Electronegative very-low-density lipoprotein induces brain inflammation and cognitive dysfunction in mice

Epidemiologic studies have indicated that dyslipidemia may facilitate the progression of cognitive dysfunction. We previously showed that patients with metabolic syndrome (MetS) had significantly higher plasma levels of electronegative very-low-density lipoprotein (VLDL) than did healthy controls. However, the effects of electronegative-VLDL on the brain and cognitive function remain unclear. In this study, VLDL isolated from healthy volunteers (nVLDL) or patients with MetS (metVLDL) was administered to mice by means of tail vein injection. Cognitive function was assessed by using the Y maze test, and plasma and brain tissues were analyzed. We found that mice injected with metVLDL but not nVLDL exhibited significant hippocampus CA3 neuronal cell loss and cognitive dysfunction.
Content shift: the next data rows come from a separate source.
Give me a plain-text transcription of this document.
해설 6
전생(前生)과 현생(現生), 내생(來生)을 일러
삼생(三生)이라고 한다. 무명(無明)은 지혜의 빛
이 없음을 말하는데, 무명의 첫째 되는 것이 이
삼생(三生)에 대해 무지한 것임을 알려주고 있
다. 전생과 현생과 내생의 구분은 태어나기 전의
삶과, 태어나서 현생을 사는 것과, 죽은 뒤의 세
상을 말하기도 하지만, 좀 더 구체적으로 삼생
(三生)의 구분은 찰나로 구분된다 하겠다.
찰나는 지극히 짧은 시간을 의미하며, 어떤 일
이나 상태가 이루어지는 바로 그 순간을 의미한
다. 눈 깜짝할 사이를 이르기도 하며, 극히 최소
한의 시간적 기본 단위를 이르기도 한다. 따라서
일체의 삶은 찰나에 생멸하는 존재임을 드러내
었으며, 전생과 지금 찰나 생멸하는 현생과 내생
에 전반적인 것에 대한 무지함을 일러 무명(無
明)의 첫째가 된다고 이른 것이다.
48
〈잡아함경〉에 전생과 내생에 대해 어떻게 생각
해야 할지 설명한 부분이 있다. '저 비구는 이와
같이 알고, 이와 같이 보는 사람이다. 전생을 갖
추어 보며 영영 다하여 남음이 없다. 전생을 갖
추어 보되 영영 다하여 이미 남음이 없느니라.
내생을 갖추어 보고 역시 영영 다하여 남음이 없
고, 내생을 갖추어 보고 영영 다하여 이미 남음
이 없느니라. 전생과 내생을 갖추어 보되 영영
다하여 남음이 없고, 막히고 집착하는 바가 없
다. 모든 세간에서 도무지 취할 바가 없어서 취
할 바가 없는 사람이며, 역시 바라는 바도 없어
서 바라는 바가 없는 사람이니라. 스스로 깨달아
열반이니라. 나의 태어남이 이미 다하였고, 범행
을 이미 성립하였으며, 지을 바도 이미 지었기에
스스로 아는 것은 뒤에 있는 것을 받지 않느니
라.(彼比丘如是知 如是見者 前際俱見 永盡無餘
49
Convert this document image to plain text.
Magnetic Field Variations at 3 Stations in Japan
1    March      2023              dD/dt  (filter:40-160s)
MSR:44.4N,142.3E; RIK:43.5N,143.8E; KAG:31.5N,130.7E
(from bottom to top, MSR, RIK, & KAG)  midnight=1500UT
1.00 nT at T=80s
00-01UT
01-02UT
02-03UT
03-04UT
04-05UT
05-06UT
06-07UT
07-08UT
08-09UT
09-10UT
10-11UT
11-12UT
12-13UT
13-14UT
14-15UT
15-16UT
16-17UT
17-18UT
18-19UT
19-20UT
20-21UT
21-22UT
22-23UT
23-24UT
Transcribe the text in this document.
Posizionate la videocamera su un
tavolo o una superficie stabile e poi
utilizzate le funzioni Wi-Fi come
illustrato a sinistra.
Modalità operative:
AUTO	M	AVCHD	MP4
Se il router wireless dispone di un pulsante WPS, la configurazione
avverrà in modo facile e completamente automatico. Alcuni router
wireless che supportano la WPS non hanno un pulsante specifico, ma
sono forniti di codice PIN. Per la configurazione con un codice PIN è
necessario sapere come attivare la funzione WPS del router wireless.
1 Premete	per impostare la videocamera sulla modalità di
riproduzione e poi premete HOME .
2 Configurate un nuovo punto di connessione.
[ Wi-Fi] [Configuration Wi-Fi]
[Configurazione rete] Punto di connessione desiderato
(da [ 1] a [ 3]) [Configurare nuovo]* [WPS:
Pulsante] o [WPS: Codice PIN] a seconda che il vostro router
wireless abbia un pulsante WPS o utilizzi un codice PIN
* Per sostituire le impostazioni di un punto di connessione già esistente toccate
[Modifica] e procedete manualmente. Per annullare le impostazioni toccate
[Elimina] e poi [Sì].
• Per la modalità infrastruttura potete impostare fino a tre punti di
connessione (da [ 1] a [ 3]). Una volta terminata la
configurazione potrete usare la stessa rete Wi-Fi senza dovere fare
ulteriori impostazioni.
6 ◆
In mice injected with nVLDL, we observed mild glial cell activation in the medial prefrontal cortex (mPFC) and hippocampus CA3. However, in mice injected with metVLDL, plasma and brain TNF-alpha and A beta -42 levels and glial cell activation in the mPFC and whole hippocampus were higher than those in control mice. In conclusion, long-term exposure to metVLDL induced levels of TNF-alpha, A beta -42, and glial cells in the brain, contributing to the progression of cognitive dysfunction. Our findings suggest that electronegative-VLDL levels may represent a new therapeutic target for cognitive dysfunction.

Automated summary

The study found that long-term exposure to electronegative VLDL from patients with metabolic syndrome can lead to increased levels of inflammatory factors and amyloid beta in the brain, affecting cognitive function.